AI-built yard app shows promise and limits of vibe coding
Allison Johnson used Google Gemini to build a gardening app, finding fast results, buggy features and useful plant diagnosis.
By James Whitfield · Staff Writer
3 min read
Google Gemini helped a tech reviewer create a working Android yard-care app from a text prompt, showing how quickly AI tools can turn an idea into software. The project also exposed a familiar problem with AI-assisted coding: the first version worked, but it missed practical details that mattered in actual use, according to The Verge’s Allison Johnson.
Johnson wrote for The Verge that she used Google’s AI Studio to build an app for managing an overgrown home yard. She wanted a tool that could organize yard chores, suggest next steps, account for weather and use image recognition to assess sick plants.
The app appeared in a preview window within minutes, Johnson reported. Gemini also flagged a bug and offered a button to fix it, later saying it had resolved the issue after 233 seconds.
A fast build with rough edges
Johnson said the first version included sections for plant zones and an AI plant-doctor feature that accepted photos from a phone. But she found the interface hard to read because Gemini chose a dark purple and red color scheme with illegible text.
After she asked for a brighter design, Gemini changed the colors and added a greeting that called the user a “Gardeneer,” Johnson wrote. She kept the term and the basic structure, while asking for changes such as live weather data instead of preset climate profiles.
Johnson said the app became more frustrating after she loaded it onto her phone. It lacked basic task-management functions, including editing chores and scheduling them for specific days. She also found that one-time and recurring tasks did not sort properly, and that a date picker failed to let her choose a date.
The process required repeated exchanges with Gemini, Johnson wrote. Each fix meant asking for a change, waiting for the AI tool to implement it, deleting the old app from her phone and installing a new version.
The plant diagnosis worked better
The most useful part of the project was the image-based plant assessment, according to Johnson. She uploaded a photo of a struggling rhododendron, and Gemini returned a detailed assessment, possible causes and actions that could be added to her planner.
Johnson wrote that Gemini blamed the plant’s condition on landscape fabric and river rock that a landscaper had previously installed to control weeds. According to Johnson, Gemini said the fabric could have clogged over time, dried the roots and trapped heat from sun-warmed rocks above them.
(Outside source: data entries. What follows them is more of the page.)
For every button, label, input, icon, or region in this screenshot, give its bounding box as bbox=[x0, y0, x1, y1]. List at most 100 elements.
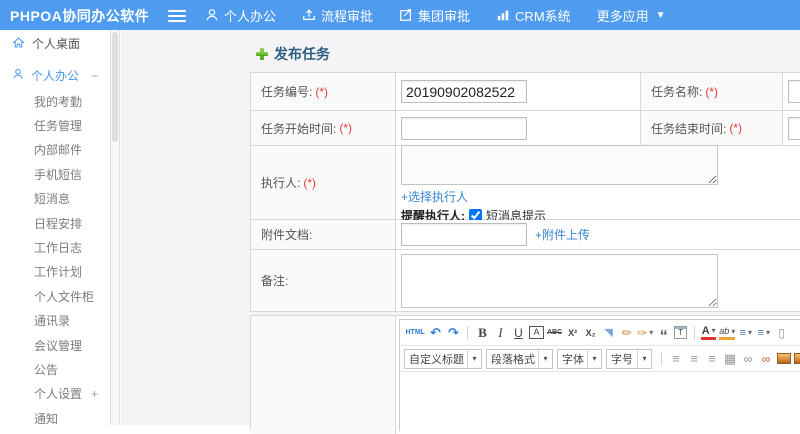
blockquote-button[interactable]: “ bbox=[656, 324, 671, 342]
content-label-cell bbox=[251, 316, 396, 434]
menu-toggle-icon[interactable] bbox=[168, 7, 186, 23]
color-spray-button[interactable]: ✑ bbox=[637, 324, 653, 342]
rich-text-editor: HTML↶↷BIUAABCX²X₂◥✏✑“TAab≡≡▯ 自定义标题▾段落格式▾… bbox=[399, 319, 800, 431]
sidebar-item-9[interactable]: 工作计划 bbox=[0, 260, 110, 284]
sidebar-item-label: 我的考勤 bbox=[34, 93, 82, 110]
sidebar-item-0[interactable]: 个人桌面 bbox=[0, 30, 110, 57]
attachment-input[interactable] bbox=[401, 223, 527, 246]
app-logo: PHPOA协同办公软件 bbox=[10, 6, 149, 26]
publish-task-form: 任务编号:(*) 任务名称:(*) 任务开始时间:(*) 任务结束时间:(*) … bbox=[250, 72, 800, 312]
sidebar-item-15[interactable]: 通知 bbox=[0, 406, 110, 430]
sidebar-menu: 个人桌面个人办公− 我的考勤任务管理内部邮件手机短信短消息日程安排工作日志工作计划… bbox=[0, 30, 110, 425]
editor-toolbar-row2: 自定义标题▾段落格式▾字体▾字号▾≡≡≡▦∞∞ bbox=[400, 346, 800, 372]
custom-style-select[interactable]: 自定义标题▾ bbox=[404, 349, 482, 369]
image-button[interactable] bbox=[777, 353, 791, 364]
sidebar-item-2[interactable]: 我的考勤 bbox=[0, 89, 110, 113]
start-time-input[interactable] bbox=[401, 117, 527, 140]
sidebar-item-14[interactable]: 个人设置+ bbox=[0, 382, 110, 406]
underline-button[interactable]: U bbox=[511, 324, 526, 342]
nav-personal-office[interactable]: 个人办公 bbox=[205, 6, 276, 25]
unordered-list-button[interactable]: ≡ bbox=[756, 324, 771, 342]
nav-crm-system[interactable]: CRM系统 bbox=[496, 6, 571, 25]
caret-down-icon: ▼ bbox=[656, 10, 666, 21]
link-button[interactable]: ∞ bbox=[741, 350, 756, 368]
font-color-button[interactable]: A bbox=[701, 326, 716, 340]
sidebar-item-10[interactable]: 个人文件柜 bbox=[0, 284, 110, 308]
select-executor-link[interactable]: +选择执行人 bbox=[401, 188, 800, 205]
top-navigation-bar: PHPOA协同办公软件 个人办公 流程审批 集团审批 CRM系统 bbox=[0, 0, 800, 30]
attachment-upload-link[interactable]: +附件上传 bbox=[535, 226, 590, 243]
remark-textarea[interactable] bbox=[401, 254, 718, 308]
home-icon bbox=[12, 36, 25, 52]
start-time-label: 任务开始时间:(*) bbox=[251, 111, 396, 146]
highlight-color-button[interactable]: ab bbox=[719, 326, 735, 340]
sidebar-item-label: 手机短信 bbox=[34, 166, 82, 183]
editor-toolbar-row1: HTML↶↷BIUAABCX²X₂◥✏✑“TAab≡≡▯ bbox=[400, 320, 800, 346]
nav-group-approval[interactable]: 集团审批 bbox=[399, 6, 470, 25]
insert-image-button[interactable] bbox=[794, 353, 800, 364]
bold-button[interactable]: B bbox=[475, 324, 490, 342]
format-painter-button[interactable]: ✏ bbox=[619, 324, 634, 342]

Johnson then followed the app’s recommendations by pulling back river rock, cutting away landscape fabric and pruning parts of the shrub. She also worked on another rock bed where weeds had started growing on top of the fabric, she wrote.
After a few days, Johnson reported seeing new leaves on one branch of the rhododendron. She said that result suggested Gemini’s gardening advice may have been useful, even if the app itself remained unfinished.
A narrower app may be the better app
Johnson wrote that the project taught her to define an app’s purpose more clearly before asking AI to build it. She concluded that her yard tool may not need plant zones and many custom features for a small urban-suburban backyard.
She also said the experience showed a gap between AI-generated software and the physical world. Johnson pointed to Gemini’s unreadable color choices, its preference for generalized weather settings and an earlier test app that she said tried to simulate checking a grocery chain’s seasonal promotion rather than actually verifying it online.
Johnson said she does not expect her “Gardeneering” app to reach the Play Store. For now, she wrote, the better version may be a simpler mix of Gemini chat and a basic to-do list.
This story draws on original reporting from The Verge.